One Hundred and Forty-one Shanghai Christmas Trees

[NOTE: Shanghai Scrap will be offline until December 28. Happy holidays!]

Had an email the other day from my old friend (and former editor), Julie Caniglia of the Walker Art Center in Minneapolis. In passing, she wondered if I was going to do a post on “Chinese Xmas kitsch.” It hadn’t occurred to me, but I started thinking and on Saturday I wrote to tell her that I would take a photo of every Shanghai Christmas tree that I saw between then and Christmas Eve. It was no small task: Shanghai has gone Christmas crazy in recent years, with trees, wreaths, and neon Merry Christmas greetings popping up all over the place. Little to none of it is religiously-oriented, mind you, but it is festive and seasonable and sometimes I need to remind myself that this is, after all, Shanghai.

Anyway, by this evening – the 23rd – I’d taken more than 100 photos and – despite my promise to keep going until the 24th – I realized that I had exceeded my own modest expectations, and it was time to post.

So, without further ado (except for a few comments along the way), I give you the one hundred and forty-one Shanghai Christmas trees that I encountered between December 18 and December 23. In order.

One hundred and forty more Shanghai Christmas trees, after the jump!

Beer bottle tree.
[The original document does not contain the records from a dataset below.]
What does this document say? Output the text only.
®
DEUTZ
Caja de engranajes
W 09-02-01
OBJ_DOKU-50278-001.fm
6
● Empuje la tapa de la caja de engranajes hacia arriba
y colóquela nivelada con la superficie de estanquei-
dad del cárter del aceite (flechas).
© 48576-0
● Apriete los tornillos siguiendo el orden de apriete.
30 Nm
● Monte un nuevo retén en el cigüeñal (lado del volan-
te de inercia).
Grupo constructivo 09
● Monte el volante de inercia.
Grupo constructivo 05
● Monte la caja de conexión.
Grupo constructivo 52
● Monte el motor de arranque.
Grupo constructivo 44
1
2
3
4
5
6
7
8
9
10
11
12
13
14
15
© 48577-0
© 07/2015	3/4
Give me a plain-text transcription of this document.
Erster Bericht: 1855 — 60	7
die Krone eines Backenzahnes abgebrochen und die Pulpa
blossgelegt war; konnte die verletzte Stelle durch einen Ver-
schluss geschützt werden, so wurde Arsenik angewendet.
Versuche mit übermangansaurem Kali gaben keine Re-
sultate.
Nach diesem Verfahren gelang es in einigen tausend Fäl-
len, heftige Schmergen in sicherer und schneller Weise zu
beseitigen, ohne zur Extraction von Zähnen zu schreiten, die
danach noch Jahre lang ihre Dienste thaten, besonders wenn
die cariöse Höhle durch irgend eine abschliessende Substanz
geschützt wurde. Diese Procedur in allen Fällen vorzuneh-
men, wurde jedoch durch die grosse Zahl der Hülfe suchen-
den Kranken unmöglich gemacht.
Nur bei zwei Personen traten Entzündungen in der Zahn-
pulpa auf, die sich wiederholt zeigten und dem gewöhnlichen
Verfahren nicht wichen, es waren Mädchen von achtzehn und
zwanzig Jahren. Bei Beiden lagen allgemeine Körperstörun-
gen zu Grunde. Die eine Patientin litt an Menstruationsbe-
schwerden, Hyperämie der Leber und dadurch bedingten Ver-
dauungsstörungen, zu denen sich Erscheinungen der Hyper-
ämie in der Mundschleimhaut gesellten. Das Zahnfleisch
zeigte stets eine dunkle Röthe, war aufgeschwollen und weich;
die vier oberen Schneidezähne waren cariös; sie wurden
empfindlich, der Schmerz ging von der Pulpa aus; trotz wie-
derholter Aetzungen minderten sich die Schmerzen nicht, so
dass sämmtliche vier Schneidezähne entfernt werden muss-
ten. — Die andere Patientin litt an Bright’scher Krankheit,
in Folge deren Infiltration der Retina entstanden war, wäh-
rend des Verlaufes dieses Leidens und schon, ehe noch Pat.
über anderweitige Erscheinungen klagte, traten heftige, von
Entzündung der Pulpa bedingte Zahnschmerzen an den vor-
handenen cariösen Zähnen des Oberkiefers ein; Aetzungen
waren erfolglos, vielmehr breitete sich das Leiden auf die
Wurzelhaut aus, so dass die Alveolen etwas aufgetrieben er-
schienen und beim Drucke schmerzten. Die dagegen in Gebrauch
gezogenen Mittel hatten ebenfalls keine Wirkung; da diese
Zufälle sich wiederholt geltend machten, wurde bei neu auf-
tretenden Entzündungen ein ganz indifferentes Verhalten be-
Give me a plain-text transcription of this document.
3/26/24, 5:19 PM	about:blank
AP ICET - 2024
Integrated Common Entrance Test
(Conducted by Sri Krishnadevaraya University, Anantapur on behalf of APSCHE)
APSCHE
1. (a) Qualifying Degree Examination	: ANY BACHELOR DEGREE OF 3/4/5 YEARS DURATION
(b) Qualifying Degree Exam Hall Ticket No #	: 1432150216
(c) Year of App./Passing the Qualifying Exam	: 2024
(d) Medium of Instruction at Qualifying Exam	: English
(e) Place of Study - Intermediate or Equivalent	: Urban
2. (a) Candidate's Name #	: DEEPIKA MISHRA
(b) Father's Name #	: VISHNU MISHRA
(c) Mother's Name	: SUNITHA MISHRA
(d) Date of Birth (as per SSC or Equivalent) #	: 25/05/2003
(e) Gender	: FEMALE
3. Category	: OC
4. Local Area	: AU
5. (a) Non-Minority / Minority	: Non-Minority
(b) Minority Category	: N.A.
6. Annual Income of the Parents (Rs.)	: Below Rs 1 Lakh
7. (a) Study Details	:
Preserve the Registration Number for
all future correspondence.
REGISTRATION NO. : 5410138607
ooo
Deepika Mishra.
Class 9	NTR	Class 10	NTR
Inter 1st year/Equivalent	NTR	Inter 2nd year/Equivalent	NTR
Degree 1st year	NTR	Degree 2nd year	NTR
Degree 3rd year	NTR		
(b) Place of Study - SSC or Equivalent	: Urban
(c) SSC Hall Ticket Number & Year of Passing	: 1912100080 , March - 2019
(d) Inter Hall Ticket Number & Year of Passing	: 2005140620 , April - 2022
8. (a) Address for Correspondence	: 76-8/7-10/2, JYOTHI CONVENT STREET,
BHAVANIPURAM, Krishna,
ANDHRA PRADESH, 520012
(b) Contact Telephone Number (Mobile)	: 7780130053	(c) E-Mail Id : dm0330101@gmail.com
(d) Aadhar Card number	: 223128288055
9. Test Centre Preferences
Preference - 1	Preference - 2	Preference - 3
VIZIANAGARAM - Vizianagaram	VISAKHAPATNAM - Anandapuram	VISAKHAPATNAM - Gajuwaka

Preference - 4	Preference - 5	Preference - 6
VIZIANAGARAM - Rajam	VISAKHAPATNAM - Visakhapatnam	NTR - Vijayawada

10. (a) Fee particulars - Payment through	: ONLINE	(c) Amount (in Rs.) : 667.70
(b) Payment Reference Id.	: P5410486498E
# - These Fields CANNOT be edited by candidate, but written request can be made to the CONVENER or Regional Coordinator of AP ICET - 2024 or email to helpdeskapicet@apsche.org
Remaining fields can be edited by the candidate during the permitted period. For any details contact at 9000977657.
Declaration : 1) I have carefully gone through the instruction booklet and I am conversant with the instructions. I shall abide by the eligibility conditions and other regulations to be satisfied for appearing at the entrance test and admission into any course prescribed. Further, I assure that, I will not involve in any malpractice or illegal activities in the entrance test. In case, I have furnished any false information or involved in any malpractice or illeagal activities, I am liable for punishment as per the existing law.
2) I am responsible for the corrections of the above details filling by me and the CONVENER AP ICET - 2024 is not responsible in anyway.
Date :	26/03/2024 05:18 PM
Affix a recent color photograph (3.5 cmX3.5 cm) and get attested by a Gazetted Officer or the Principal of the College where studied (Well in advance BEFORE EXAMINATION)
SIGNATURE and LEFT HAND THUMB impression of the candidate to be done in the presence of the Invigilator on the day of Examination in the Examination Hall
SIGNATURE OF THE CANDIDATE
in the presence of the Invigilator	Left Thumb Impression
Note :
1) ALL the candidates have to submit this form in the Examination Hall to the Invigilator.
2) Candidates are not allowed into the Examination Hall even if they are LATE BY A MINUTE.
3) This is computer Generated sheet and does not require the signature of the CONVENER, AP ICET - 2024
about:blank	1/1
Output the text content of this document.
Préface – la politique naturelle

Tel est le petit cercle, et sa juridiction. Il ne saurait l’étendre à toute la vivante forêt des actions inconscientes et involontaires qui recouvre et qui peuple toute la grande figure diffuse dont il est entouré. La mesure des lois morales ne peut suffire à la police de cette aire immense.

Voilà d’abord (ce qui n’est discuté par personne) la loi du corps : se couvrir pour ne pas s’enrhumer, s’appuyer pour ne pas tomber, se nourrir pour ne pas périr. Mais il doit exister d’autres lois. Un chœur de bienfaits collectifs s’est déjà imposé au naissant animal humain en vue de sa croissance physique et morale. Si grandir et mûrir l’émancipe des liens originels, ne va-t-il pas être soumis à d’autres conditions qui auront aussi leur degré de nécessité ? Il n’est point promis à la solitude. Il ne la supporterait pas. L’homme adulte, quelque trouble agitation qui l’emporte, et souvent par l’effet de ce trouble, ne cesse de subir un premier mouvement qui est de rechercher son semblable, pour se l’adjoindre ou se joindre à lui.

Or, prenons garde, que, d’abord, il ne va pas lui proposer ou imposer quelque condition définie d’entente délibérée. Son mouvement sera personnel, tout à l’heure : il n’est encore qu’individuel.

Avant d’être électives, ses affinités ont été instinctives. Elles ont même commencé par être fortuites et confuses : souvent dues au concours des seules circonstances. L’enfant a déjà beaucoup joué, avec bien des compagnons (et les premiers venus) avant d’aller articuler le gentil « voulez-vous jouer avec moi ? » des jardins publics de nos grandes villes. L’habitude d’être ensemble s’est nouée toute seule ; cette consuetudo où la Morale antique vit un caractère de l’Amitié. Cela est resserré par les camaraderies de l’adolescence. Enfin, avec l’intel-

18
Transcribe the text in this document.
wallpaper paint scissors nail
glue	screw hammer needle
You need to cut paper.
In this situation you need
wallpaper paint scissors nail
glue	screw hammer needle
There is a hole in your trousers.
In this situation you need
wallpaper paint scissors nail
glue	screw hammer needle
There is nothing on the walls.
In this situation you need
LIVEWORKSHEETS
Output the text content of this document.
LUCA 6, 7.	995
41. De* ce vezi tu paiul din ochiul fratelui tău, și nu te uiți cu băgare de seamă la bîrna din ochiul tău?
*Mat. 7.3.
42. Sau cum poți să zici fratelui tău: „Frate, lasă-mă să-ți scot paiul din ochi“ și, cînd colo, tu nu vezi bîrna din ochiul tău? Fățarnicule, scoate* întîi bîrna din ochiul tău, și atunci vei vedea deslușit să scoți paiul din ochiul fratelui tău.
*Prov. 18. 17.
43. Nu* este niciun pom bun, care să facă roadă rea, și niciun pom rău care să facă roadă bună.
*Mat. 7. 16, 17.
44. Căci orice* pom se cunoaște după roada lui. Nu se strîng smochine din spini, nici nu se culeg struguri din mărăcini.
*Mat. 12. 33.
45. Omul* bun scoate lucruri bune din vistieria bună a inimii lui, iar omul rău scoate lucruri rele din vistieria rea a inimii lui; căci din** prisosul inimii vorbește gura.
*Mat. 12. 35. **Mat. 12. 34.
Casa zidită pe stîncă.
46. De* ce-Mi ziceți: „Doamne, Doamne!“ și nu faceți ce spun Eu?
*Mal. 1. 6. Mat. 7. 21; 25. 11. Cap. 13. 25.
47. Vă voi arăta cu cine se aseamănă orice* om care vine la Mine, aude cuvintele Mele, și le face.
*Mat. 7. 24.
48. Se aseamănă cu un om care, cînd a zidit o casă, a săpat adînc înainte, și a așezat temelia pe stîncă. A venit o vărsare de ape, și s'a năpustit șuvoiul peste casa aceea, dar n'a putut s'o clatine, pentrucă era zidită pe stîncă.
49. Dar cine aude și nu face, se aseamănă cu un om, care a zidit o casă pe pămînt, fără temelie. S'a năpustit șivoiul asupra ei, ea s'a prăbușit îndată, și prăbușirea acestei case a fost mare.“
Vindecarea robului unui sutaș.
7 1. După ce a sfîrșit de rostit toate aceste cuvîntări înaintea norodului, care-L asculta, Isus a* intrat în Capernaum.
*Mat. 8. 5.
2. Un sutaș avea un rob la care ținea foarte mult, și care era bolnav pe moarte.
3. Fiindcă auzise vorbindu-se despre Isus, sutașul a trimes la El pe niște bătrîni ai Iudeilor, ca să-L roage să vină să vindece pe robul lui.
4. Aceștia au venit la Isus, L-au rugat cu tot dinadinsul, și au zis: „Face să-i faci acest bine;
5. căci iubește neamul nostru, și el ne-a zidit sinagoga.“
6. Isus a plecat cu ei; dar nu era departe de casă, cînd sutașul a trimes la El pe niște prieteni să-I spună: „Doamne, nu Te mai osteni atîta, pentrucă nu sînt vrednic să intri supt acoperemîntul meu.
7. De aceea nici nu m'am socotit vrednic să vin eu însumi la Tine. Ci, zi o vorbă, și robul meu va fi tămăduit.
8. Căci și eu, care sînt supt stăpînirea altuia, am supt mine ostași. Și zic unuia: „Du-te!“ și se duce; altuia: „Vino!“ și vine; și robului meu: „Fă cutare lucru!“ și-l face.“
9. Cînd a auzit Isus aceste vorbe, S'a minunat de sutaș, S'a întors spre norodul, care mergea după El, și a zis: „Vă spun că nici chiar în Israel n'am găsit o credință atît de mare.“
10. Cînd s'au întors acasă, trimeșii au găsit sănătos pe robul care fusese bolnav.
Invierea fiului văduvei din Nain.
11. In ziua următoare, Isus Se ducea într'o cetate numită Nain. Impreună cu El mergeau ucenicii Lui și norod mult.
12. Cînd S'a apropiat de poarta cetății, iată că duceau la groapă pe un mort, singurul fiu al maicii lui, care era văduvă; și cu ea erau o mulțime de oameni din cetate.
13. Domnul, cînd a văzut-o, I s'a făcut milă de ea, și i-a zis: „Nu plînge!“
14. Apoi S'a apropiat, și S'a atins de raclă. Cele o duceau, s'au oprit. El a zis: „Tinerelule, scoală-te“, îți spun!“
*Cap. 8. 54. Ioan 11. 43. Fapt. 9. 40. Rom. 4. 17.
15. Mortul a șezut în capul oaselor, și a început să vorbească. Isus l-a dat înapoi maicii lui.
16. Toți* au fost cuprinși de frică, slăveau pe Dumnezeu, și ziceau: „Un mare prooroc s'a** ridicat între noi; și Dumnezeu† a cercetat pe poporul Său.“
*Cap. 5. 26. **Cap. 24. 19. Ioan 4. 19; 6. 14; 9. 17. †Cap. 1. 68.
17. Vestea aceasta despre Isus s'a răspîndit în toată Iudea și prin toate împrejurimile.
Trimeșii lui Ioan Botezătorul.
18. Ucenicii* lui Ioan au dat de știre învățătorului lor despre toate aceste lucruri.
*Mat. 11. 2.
That is, a Christmas tree built from Heineken bottles.

The sorry looking tree in the photo below is stationed outside of a Yongjia Road bar, where it has been picked nearly clean of its ornaments. This is a phenomenon that we will see repeated with other outdoor Shanghai Christmas trees.

The two images below feature another example of the aforementioned denuded outdoor Christmas tree. These are stationed on opposite sides of a shopping mall entrance. The fact that the lower sections of the trees are mostly bare suggests to me that they were attacked by small children.

Looney Tunes Tree. Below, a rather stark tree located outside of a shopping mall that houses a Looney Tunes store. Note the Tasmanian Devil “Wipe Out” signs to the right.

Multicultural Tree. The lovingly decorated tree belonging to an American-Shanghainese couple, and their son.

Totalitarian Tree. Below, the hand of the mad Häägen Däzs employee who tried to prevent me from photographing the store tree, and then evicted me from the store (more on this, here). For the record: Häägen Däzs lacks the spirit of the season.

Cinema Tree. Below, a tree decorated with playing cards bearing the faces of Chinese movie stars.

Below, the gigabyte-sponsored tree in Xujiahui. Looks a whole lot like the Longines tree outside of Jing’an Temple – coming shortly …

Below, the Longines tree at Jing’an Temple, which looks a whole lot like the Gigabyte tree in Xujiahui, a few trees above.

Creepy Topiary Tree. Stationed outside of a shopping mall, this bear stands as the freakiest tree that I encountered.

Final Tree. Taken this evening in a barber shop off Baoding Road in Hongkou District, this photo is my favorite, and a good place to stop. To the left of the tree you’ll note a mirror and a little boy receiving a shampoo in advance of a haircut.

8 thoughts on “One Hundred and Forty-one Shanghai Christmas Trees

  1. My favorite is the light sculpture in the basement of Ganghui – but not technically a Christmas tree so guess it didn’t make the cut.

    The denuded trees remind me of my own 15 minutes after I decorate it: I have a bad case of cat. Followed by a loud thump from upstairs as it topples. I have come to think of Christmas trees as giant cat toys.

  2. I’m unsure if you photographed the one outside Plaza 66. My eye was drawn not to any xmas tree but the elegant rose. There is something to be said about a discerning eye for uncliched aesthetics!

  3. The Rolex ones were especially classy. This looks like a fun little project. It is difficult to tell from your photos, but was any one of them very pretty or well-done? Looks like a few were actually real trees even if they looked straggly.

  4. Debbie –

    Thanks for the nice comment. You’re right: the real trees were all kind of straggly, more bush-like than tree-like. Of the fake trees, I thought some of the five-star hotel trees were really quite nice.